Speck has some. They are very difficult to do business with and won't sell blanks direct. "we don't sell blanks, we like to have some control over what is printed on them." Followed by " you can order a blank at zazzle or customize what you want on it." So they don't really care what is printed on it, just have a very anti small business attitude. I guess they forgot all about what it was like starting out. I won't be giving them any more business in the future for anything I own or recommend to customers.


----------



## Riderz Ready (Sep 18, 2008)

jwalk2515 said:


> Speck has some. They are very difficult to do business with and won't sell blanks direct. "we don't sell blanks, we like to have some control over what is printed on them." Followed by " you can order a blank at zazzle or customize what you want on it." So they don't really care what is printed on it, just have a very anti small business attitude. I guess they forgot all about what it was like starting out. I won't be giving them any more business in the future for anything I own or recommend to customers.


Not sure how you would do this - first you would have to have some sort of mold to be able to press it than how would 400 degree heat effect the shape? If it changed the shape the slighest ninth degree it would be useless. Than how would the heat effect the clear area that goes over the camera part?

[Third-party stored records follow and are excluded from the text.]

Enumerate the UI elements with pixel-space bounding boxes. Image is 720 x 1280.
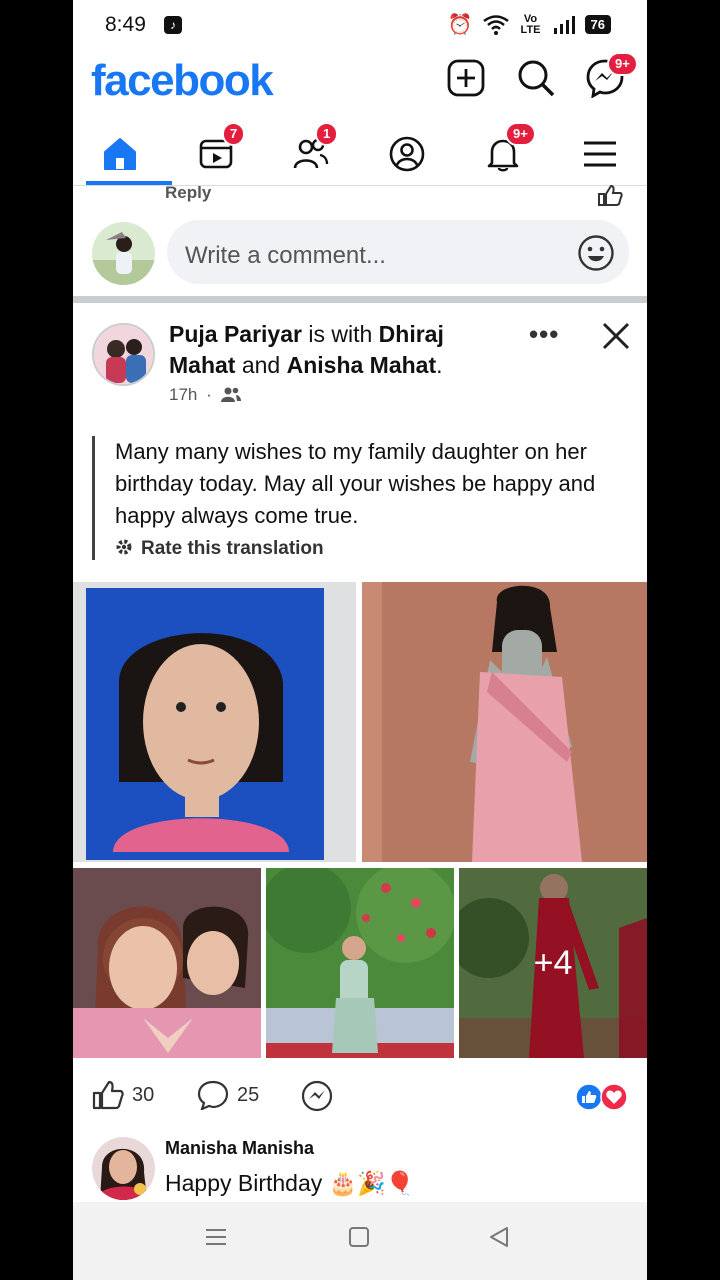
tab-home[interactable] <box>90 128 150 176</box>
post-body: Many many wishes to my family daughter o… <box>92 436 622 560</box>
recent-apps-icon[interactable] <box>205 1226 227 1248</box>
comment-placeholder: Write a comment... <box>185 242 386 269</box>
create-button[interactable] <box>446 58 486 98</box>
commenter-name[interactable]: Manisha Manisha <box>165 1138 314 1159</box>
tab-menu[interactable] <box>570 128 630 176</box>
tab-friends[interactable]: 1 <box>281 122 341 176</box>
search-button[interactable] <box>516 58 556 98</box>
current-user-avatar <box>92 222 155 285</box>
comment-count: 25 <box>237 1083 260 1106</box>
active-tab-indicator <box>86 181 172 185</box>
menu-icon <box>584 141 616 167</box>
comment-bubble-icon <box>197 1080 229 1110</box>
facebook-logo[interactable]: facebook <box>91 56 274 106</box>
emoji-icon[interactable] <box>577 234 615 272</box>
network-label: Vo LTE <box>520 12 541 36</box>
post-actions-row: 30 25 <box>73 1072 647 1122</box>
post-time[interactable]: 17h <box>169 385 197 404</box>
post-divider <box>73 296 647 303</box>
wifi-icon <box>482 14 509 35</box>
post-meta: 17h · <box>169 385 241 405</box>
like-icon[interactable] <box>597 184 623 206</box>
search-icon <box>518 60 555 97</box>
profile-icon <box>389 136 425 172</box>
close-icon[interactable] <box>599 319 633 353</box>
plus-icon <box>447 59 485 97</box>
like-action[interactable]: 30 <box>92 1080 154 1110</box>
like-thumb-icon <box>92 1080 124 1110</box>
post-photo-1[interactable] <box>73 582 356 862</box>
post-header: Puja Pariyar is with Dhiraj Mahat and An… <box>73 305 647 425</box>
commenter-avatar[interactable] <box>92 1137 155 1200</box>
with-text: is with <box>308 321 373 347</box>
author-line-period: . <box>436 352 443 378</box>
gear-icon <box>116 539 132 555</box>
comment-preview: Manisha Manisha Happy Birthday 🎂🎉🎈 <box>73 1130 647 1205</box>
love-reaction-icon <box>600 1083 628 1111</box>
battery-indicator: 76 <box>584 15 611 34</box>
friends-audience-icon <box>220 387 241 402</box>
send-action[interactable] <box>301 1080 333 1112</box>
home-button-icon[interactable] <box>348 1226 370 1248</box>
status-bar: 8:49 ♪ ⏰ Vo LTE 76 <box>73 0 647 52</box>
tab-profile[interactable] <box>377 128 437 176</box>
back-icon[interactable] <box>488 1226 510 1248</box>
system-navigation-bar <box>73 1202 647 1280</box>
post-photo-5[interactable]: +4 <box>459 868 647 1058</box>
author-name[interactable]: Puja Pariyar <box>169 321 302 347</box>
more-options-icon[interactable]: ••• <box>529 319 559 350</box>
video-badge: 7 <box>222 122 246 146</box>
rate-translation-link[interactable]: Rate this translation <box>115 538 622 560</box>
status-time: 8:49 <box>105 13 146 36</box>
like-count: 30 <box>132 1083 155 1106</box>
comment-text: Happy Birthday 🎂🎉🎈 <box>165 1170 415 1196</box>
like-reaction-icon <box>575 1083 603 1111</box>
comment-composer: Write a comment... <box>73 214 647 294</box>
tagged-user-2[interactable]: Anisha Mahat <box>287 352 437 378</box>
post-photo-4[interactable] <box>266 868 454 1058</box>
tab-notifications[interactable]: 9+ <box>473 122 536 176</box>
post-text: Many many wishes to my family daughter o… <box>115 439 596 528</box>
comment-input[interactable]: Write a comment... <box>167 220 629 284</box>
messenger-send-icon <box>301 1080 333 1112</box>
tab-video[interactable]: 7 <box>186 122 246 176</box>
comment-action[interactable]: 25 <box>197 1080 259 1110</box>
app-header: facebook 9+ <box>73 52 647 112</box>
nav-tabs: 7 1 9+ <box>73 120 647 186</box>
reaction-summary[interactable] <box>575 1083 631 1113</box>
post-photo-3[interactable] <box>73 868 261 1058</box>
notifications-badge: 9+ <box>505 122 536 146</box>
tiktok-notification-icon: ♪ <box>164 16 182 34</box>
reply-link[interactable]: Reply <box>165 183 211 203</box>
post-author-line: Puja Pariyar is with Dhiraj Mahat and An… <box>169 319 499 381</box>
app-screen: 8:49 ♪ ⏰ Vo LTE 76 facebook 9+ 7 1 9+ Re… <box>73 0 647 1280</box>
friends-badge: 1 <box>315 122 339 146</box>
rate-translation-label: Rate this translation <box>141 538 324 559</box>
alarm-icon: ⏰ <box>447 14 473 36</box>
messenger-button[interactable]: 9+ <box>585 52 638 99</box>
and-text: and <box>241 352 281 378</box>
meta-separator: · <box>206 385 212 404</box>
more-photos-count[interactable]: +4 <box>459 868 647 1058</box>
previous-comment-actions: Reply <box>73 183 647 210</box>
home-icon <box>104 138 136 170</box>
messenger-badge: 9+ <box>607 52 638 76</box>
post-photo-2[interactable] <box>362 582 647 862</box>
signal-icon <box>553 15 575 34</box>
system-icons: ⏰ Vo LTE 76 <box>448 12 611 37</box>
author-avatar[interactable] <box>92 323 155 386</box>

I would be very suspect of being able to do these without using 3D dye sublimation vacuum unit.


----------



## jwalk2515 (Apr 22, 2010)

well they work somehow. I bought one before I tried to buy them in bulk. You can search on speck out of print to see a printed line of the product.

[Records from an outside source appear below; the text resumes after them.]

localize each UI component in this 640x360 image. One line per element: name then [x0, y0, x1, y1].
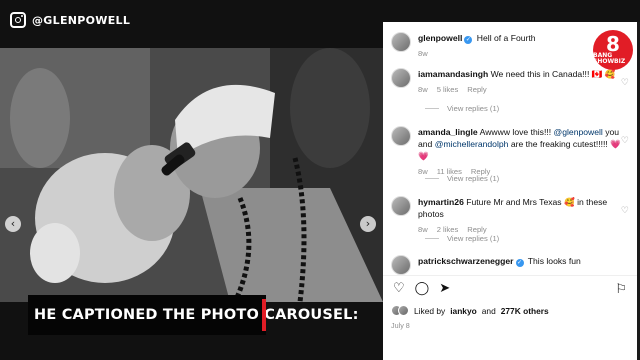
comment-text: This looks fun [527, 256, 581, 266]
caption-bar: HE CAPTIONED THE PHOTO CAROUSEL: [28, 295, 358, 335]
heart-icon[interactable]: ♡ [621, 78, 629, 88]
instagram-handle-overlay: @GLENPOWELL [10, 12, 130, 28]
comment-time: 8w [418, 85, 428, 94]
heart-icon[interactable]: ♡ [621, 206, 629, 216]
comment-likes[interactable]: 5 likes [437, 84, 459, 96]
photo-illustration [0, 48, 383, 302]
view-replies[interactable]: View replies (1) [425, 104, 499, 113]
top-strip [383, 0, 640, 22]
chevron-left-icon[interactable]: ‹ [5, 216, 21, 232]
comment-user[interactable]: amanda_lingle [418, 127, 478, 137]
post-caption: Hell of a Fourth [476, 33, 536, 43]
heart-icon[interactable]: ♡ [621, 136, 629, 146]
avatar[interactable] [391, 68, 411, 88]
comment-user[interactable]: patrickschwarzenegger [418, 256, 514, 266]
reply-button[interactable]: Reply [467, 84, 486, 96]
post-author[interactable]: glenpowell [418, 33, 462, 43]
comment: iamamandasingh We need this in Canada!!!… [391, 68, 629, 96]
likes-count[interactable]: 277K others [501, 306, 549, 316]
comment-user[interactable]: iamamandasingh [418, 69, 488, 79]
caption-accent [262, 299, 266, 331]
instagram-post-panel: 8 BANG SHOWBIZ glenpowell ✓ Hell of a Fou… [383, 22, 637, 360]
caption-text: HE CAPTIONED THE PHOTO CAROUSEL: [34, 307, 359, 323]
avatar[interactable] [391, 196, 411, 216]
comment-text: We need this in Canada!!! 🇨🇦 🥰 [490, 69, 616, 79]
avatar[interactable] [391, 32, 411, 52]
handle-text: @GLENPOWELL [32, 13, 131, 27]
comment-user[interactable]: hymartin26 [418, 197, 464, 207]
brand-name: BANG SHOWBIZ [593, 52, 626, 65]
comment-icon[interactable]: ◯ [415, 282, 430, 296]
avatar[interactable] [391, 255, 411, 275]
comment: patrickschwarzenegger ✓ This looks fun [391, 255, 629, 275]
comment-text: Awwww love this!!! [479, 127, 554, 137]
likes-row: Liked by iankyo and 277K others [391, 305, 549, 316]
divider [383, 275, 637, 276]
comment: hymartin26 Future Mr and Mrs Texas 🥰 in … [391, 196, 629, 236]
action-bar: ♡ ◯ ➤ [393, 282, 450, 296]
verified-icon: ✓ [464, 36, 473, 44]
share-icon[interactable]: ➤ [439, 282, 450, 296]
post-photo: ‹ › [0, 48, 383, 302]
likes-prefix: Liked by [414, 305, 446, 316]
bookmark-icon[interactable]: ⚐ [615, 282, 627, 297]
video-frame: ‹ › @GLENPOWELL HE CAPTIONED THE PHOTO C… [0, 0, 640, 360]
avatar[interactable] [391, 126, 411, 146]
mention-link[interactable]: @michellerandolph [435, 139, 509, 149]
liker-avatars [391, 305, 409, 316]
post-date: July 8 [391, 321, 410, 330]
brand-number: 8 [606, 32, 620, 56]
view-replies[interactable]: View replies (1) [425, 234, 499, 243]
chevron-right-icon[interactable]: › [360, 216, 376, 232]
view-replies-label[interactable]: View replies (1) [447, 174, 499, 183]
view-replies[interactable]: View replies (1) [425, 174, 499, 183]
post-time: 8w [418, 49, 428, 58]
verified-icon: ✓ [515, 259, 524, 267]
mention-link[interactable]: @glenpowell [554, 127, 603, 137]
view-replies-label[interactable]: View replies (1) [447, 104, 499, 113]
comment: amanda_lingle Awwww love this!!! @glenpo… [391, 126, 629, 178]
instagram-icon [10, 12, 26, 28]
view-replies-label[interactable]: View replies (1) [447, 234, 499, 243]
bang-showbiz-logo: 8 BANG SHOWBIZ [593, 30, 633, 70]
likes-middle: and [481, 305, 496, 316]
heart-icon[interactable]: ♡ [393, 282, 405, 296]
liker-user[interactable]: iankyo [450, 306, 477, 316]
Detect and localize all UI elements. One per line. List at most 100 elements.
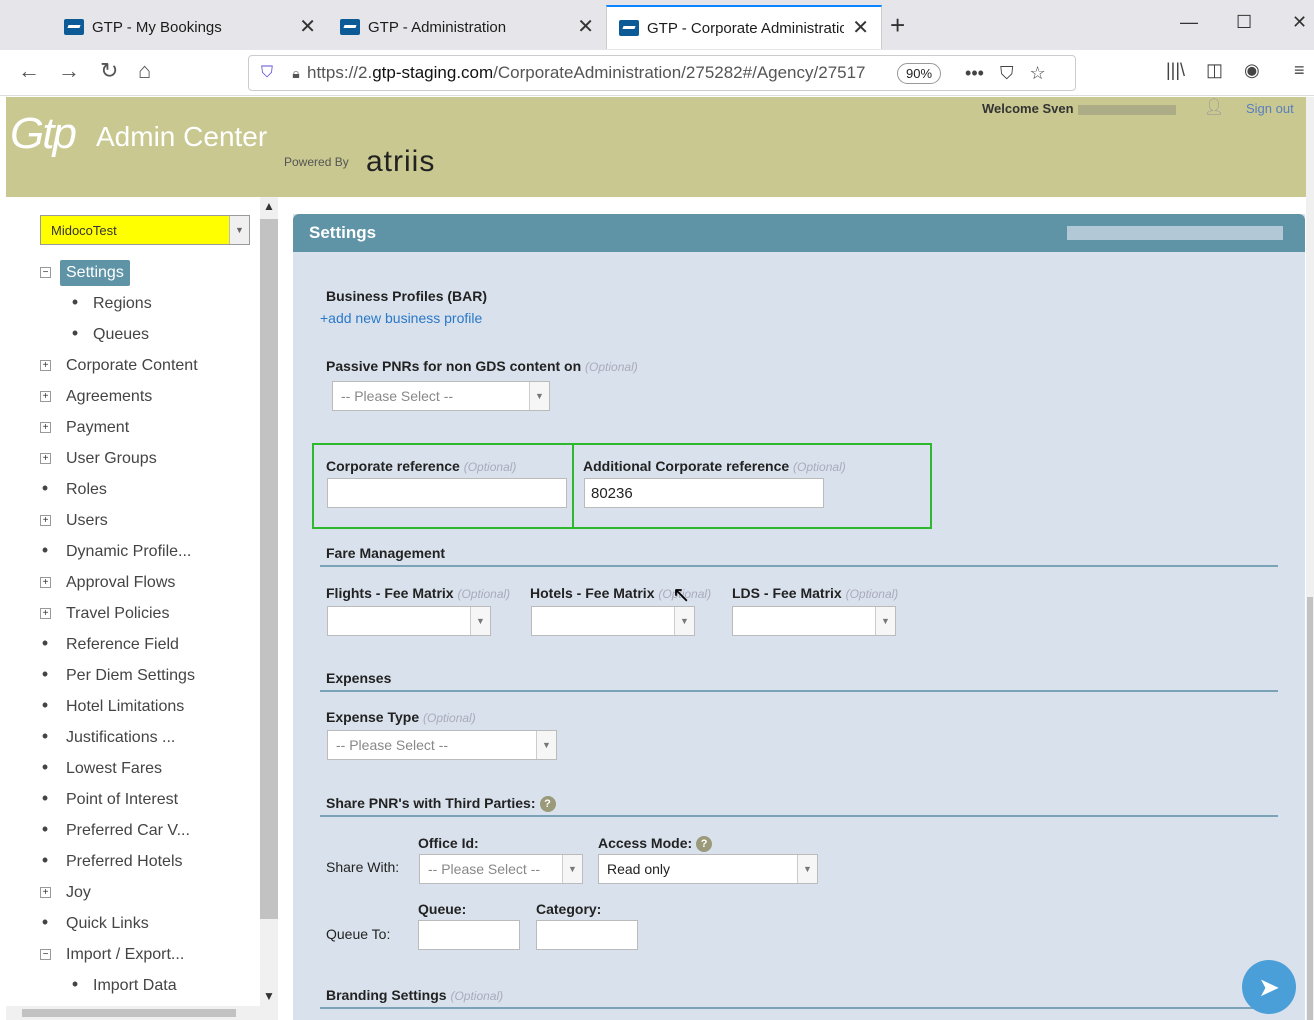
hotels-fee-matrix-select[interactable]: ▼ (531, 606, 695, 636)
expand-icon[interactable]: + (40, 391, 51, 402)
close-tab-icon[interactable]: ✕ (299, 17, 316, 37)
back-icon[interactable]: ← (18, 58, 40, 84)
chevron-down-icon[interactable]: ▼ (674, 607, 694, 635)
sidebar-item[interactable]: + Travel Policies (6, 598, 260, 629)
sidebar-hscrollbar[interactable] (6, 1006, 260, 1020)
client-select[interactable]: MidocoTest ▼ (40, 215, 250, 245)
help-icon[interactable]: ? (539, 796, 556, 813)
sidebar-item[interactable]: • Point of Interest (6, 784, 260, 815)
sidebar-item[interactable]: • Lowest Fares (6, 753, 260, 784)
sidebar-scrollbar[interactable]: ▲ ▼ (260, 197, 278, 1020)
page-scrollbar[interactable] (1306, 97, 1314, 1020)
corporate-reference-input[interactable] (327, 478, 567, 508)
expand-icon[interactable]: + (40, 422, 51, 433)
page-actions-icon[interactable]: ••• (965, 63, 984, 84)
bookmark-star-icon[interactable]: ☆ (1029, 63, 1045, 84)
url-text[interactable]: https://2.gtp-staging.com/CorporateAdmin… (307, 63, 887, 83)
sidebar-item[interactable]: • Regions (6, 288, 260, 319)
sidebar-item[interactable]: − Import / Export... (6, 939, 260, 970)
bullet-icon: • (41, 757, 49, 777)
chevron-down-icon[interactable]: ▼ (797, 855, 817, 883)
bullet-icon: • (41, 850, 49, 870)
sidebar-item[interactable]: + Payment (6, 412, 260, 443)
close-tab-icon[interactable]: ✕ (577, 17, 594, 37)
browser-tab-my-bookings[interactable]: GTP - My Bookings ✕ (52, 5, 328, 49)
scroll-down-icon[interactable]: ▼ (263, 989, 275, 1003)
collapse-icon[interactable]: − (40, 949, 51, 960)
access-mode-select[interactable]: Read only ▼ (598, 854, 818, 884)
close-window-icon[interactable]: ✕ (1292, 12, 1307, 33)
expand-icon[interactable]: + (40, 453, 51, 464)
browser-tab-administration[interactable]: GTP - Administration ✕ (328, 5, 606, 49)
sidebar-item[interactable]: + Agreements (6, 381, 260, 412)
minimize-icon[interactable]: — (1180, 12, 1198, 33)
account-icon[interactable]: ◉ (1244, 60, 1260, 81)
category-input[interactable] (536, 920, 638, 950)
sidebar-item[interactable]: • Per Diem Settings (6, 660, 260, 691)
sidebar-item[interactable]: + User Groups (6, 443, 260, 474)
sidebar-item[interactable]: − Settings (6, 257, 260, 288)
expand-icon[interactable]: + (40, 515, 51, 526)
sidebar-item-label: Settings (60, 259, 130, 286)
queue-input[interactable] (418, 920, 520, 950)
lds-fee-matrix-select[interactable]: ▼ (732, 606, 896, 636)
close-tab-icon[interactable]: ✕ (852, 18, 869, 38)
sidebar-item[interactable]: • Dynamic Profile... (6, 536, 260, 567)
sidebar-item[interactable]: + Approval Flows (6, 567, 260, 598)
sidebar-item-label: Users (66, 511, 108, 529)
hscroll-thumb[interactable] (22, 1009, 236, 1017)
sidebar-item[interactable]: • Preferred Car V... (6, 815, 260, 846)
sidebar-item[interactable]: + Users (6, 505, 260, 536)
chevron-down-icon[interactable]: ▼ (529, 382, 549, 410)
zoom-level[interactable]: 90% (897, 62, 942, 84)
chevron-down-icon[interactable]: ▼ (470, 607, 490, 635)
expand-icon[interactable]: + (40, 608, 51, 619)
sidebar-item[interactable]: • Hotel Limitations (6, 691, 260, 722)
new-tab-icon[interactable]: + (890, 10, 905, 41)
scroll-up-icon[interactable]: ▲ (263, 199, 275, 213)
tracking-shield-icon[interactable]: ⛉ (249, 64, 285, 82)
collapse-icon[interactable]: − (40, 267, 51, 278)
page-scroll-thumb[interactable] (1307, 597, 1313, 1020)
reload-icon[interactable]: ↻ (100, 58, 118, 84)
chevron-down-icon[interactable]: ▼ (536, 731, 556, 759)
forward-icon[interactable]: → (58, 58, 80, 84)
home-icon[interactable]: ⌂ (138, 58, 151, 84)
expand-icon[interactable]: + (40, 577, 51, 588)
pocket-icon[interactable]: ⛉ (1000, 63, 1014, 84)
address-bar[interactable]: ⛉ 🔒︎ https://2.gtp-staging.com/Corporate… (248, 55, 1076, 91)
scroll-thumb[interactable] (260, 219, 278, 919)
sidebar-item[interactable]: • Roles (6, 474, 260, 505)
chevron-down-icon[interactable]: ▼ (562, 855, 582, 883)
menu-icon[interactable]: ≡ (1294, 60, 1305, 81)
help-icon[interactable]: ? (696, 836, 713, 853)
office-id-select[interactable]: -- Please Select -- ▼ (419, 854, 583, 884)
sidebar-item[interactable]: • Quick Links (6, 908, 260, 939)
lock-icon[interactable]: 🔒︎ (285, 65, 307, 82)
add-business-profile-link[interactable]: +add new business profile (320, 310, 482, 326)
additional-corporate-reference-input[interactable]: 80236 (584, 478, 824, 508)
sidebar-item[interactable]: • Queues (6, 319, 260, 350)
chevron-down-icon[interactable]: ▼ (229, 216, 249, 244)
sidebar-item-label: Justifications ... (66, 728, 176, 746)
maximize-icon[interactable]: ☐ (1236, 12, 1252, 33)
user-icon[interactable]: 👤︎ (1204, 97, 1224, 117)
chevron-down-icon[interactable]: ▼ (875, 607, 895, 635)
sidebar-item[interactable]: + Joy (6, 877, 260, 908)
library-icon[interactable]: |||\ (1166, 60, 1185, 81)
sidebar-item[interactable]: • Reference Field (6, 629, 260, 660)
bullet-icon: • (41, 664, 49, 684)
sidebar-item[interactable]: • Import Data (6, 970, 260, 1001)
feedback-icon[interactable]: ➤ (1242, 960, 1296, 1014)
sign-out-link[interactable]: Sign out (1246, 101, 1294, 116)
sidebar-item[interactable]: + Corporate Content (6, 350, 260, 381)
browser-tab-corporate-administration[interactable]: GTP - Corporate Administration ✕ (606, 5, 882, 49)
flights-fee-matrix-select[interactable]: ▼ (327, 606, 491, 636)
expense-type-select[interactable]: -- Please Select -- ▼ (327, 730, 557, 760)
sidebar-item[interactable]: • Justifications ... (6, 722, 260, 753)
expand-icon[interactable]: + (40, 887, 51, 898)
expand-icon[interactable]: + (40, 360, 51, 371)
sidebar-item[interactable]: • Preferred Hotels (6, 846, 260, 877)
sidebar-toggle-icon[interactable]: ◫ (1206, 60, 1223, 81)
passive-pnrs-select[interactable]: -- Please Select -- ▼ (332, 381, 550, 411)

The area over the camera is open and not clear. I also have a case from case mate with custom graphic (that is from the vacuum sub method). I like it better overall but unless you have the $$$, a fabric version would be a cheaper way to go.


----------



## Riderz Ready (Sep 18, 2008)

I do not see how one can do it without 3D sub process. It is not flat thus how would you get the graphics to wrap aorund the sides etc. Perfect app for the 3D dye syb process.


----------



## NovaDisc (Sep 5, 2011)

were you able to find this Alex?
thanks,
Michael
Nova Disc


----------



## Riderz Ready (Sep 18, 2008)

NovaDisc said:


> were you able to find this Alex?
> thanks,
> Michael
> Nova Disc


 
Looks like some iPhone 4 cases are ready to hit - 

Sublicase - Sublimation ready Iphone 4 cases


----------



## rossincased (Sep 12, 2011)

Hi Guys,

We use a company called whosonyourcase for all our supplies. We buy coated parts very cheap and 3Dsublimation systems for making Iphone Blackberry Ipod HTC and Samsung cases. We even did ipads from them. They are a part of IDT who are renowned for their 3D systems and have just brought out a new range.
Used by Case-mate so must be good!!!


----------



## NovaDisc (Sep 5, 2011)

Good tip Ross, thanks for sharing that.


----------



## Debbies (Oct 9, 2010)

Hi ru in the uk if so how much for a couple of the phone cases so my daughter can design and sub her own or wherecan I purchase them from


----------



## kristencbs (Nov 18, 2011)

For those that don't want to go the 3D route, there are also colored cases with sublimatable metal inserts that are flat. Just Google "iPhone 4s sublimatable case" or "iPad sublimatable case" and you should find quite a few sites that carry them.


----------



## dim116 (Nov 27, 2006)

Joto is selling them. the ones with the insert I believe.


----------



## mel58 (Sep 30, 2011)

is anyone selling this 3d system to the usa? I didn't find anything on conde's site


----------



## bsublimation (Apr 28, 2012)

hi there

we have found a small company in israel. they have a big variety of sublimation cases.


----------



## agensop (Dec 11, 2008)

i dont think so... not yet atleast..



mel58 said:


> is anyone selling this 3d system to the usa? I didn't find anything on conde's site


----------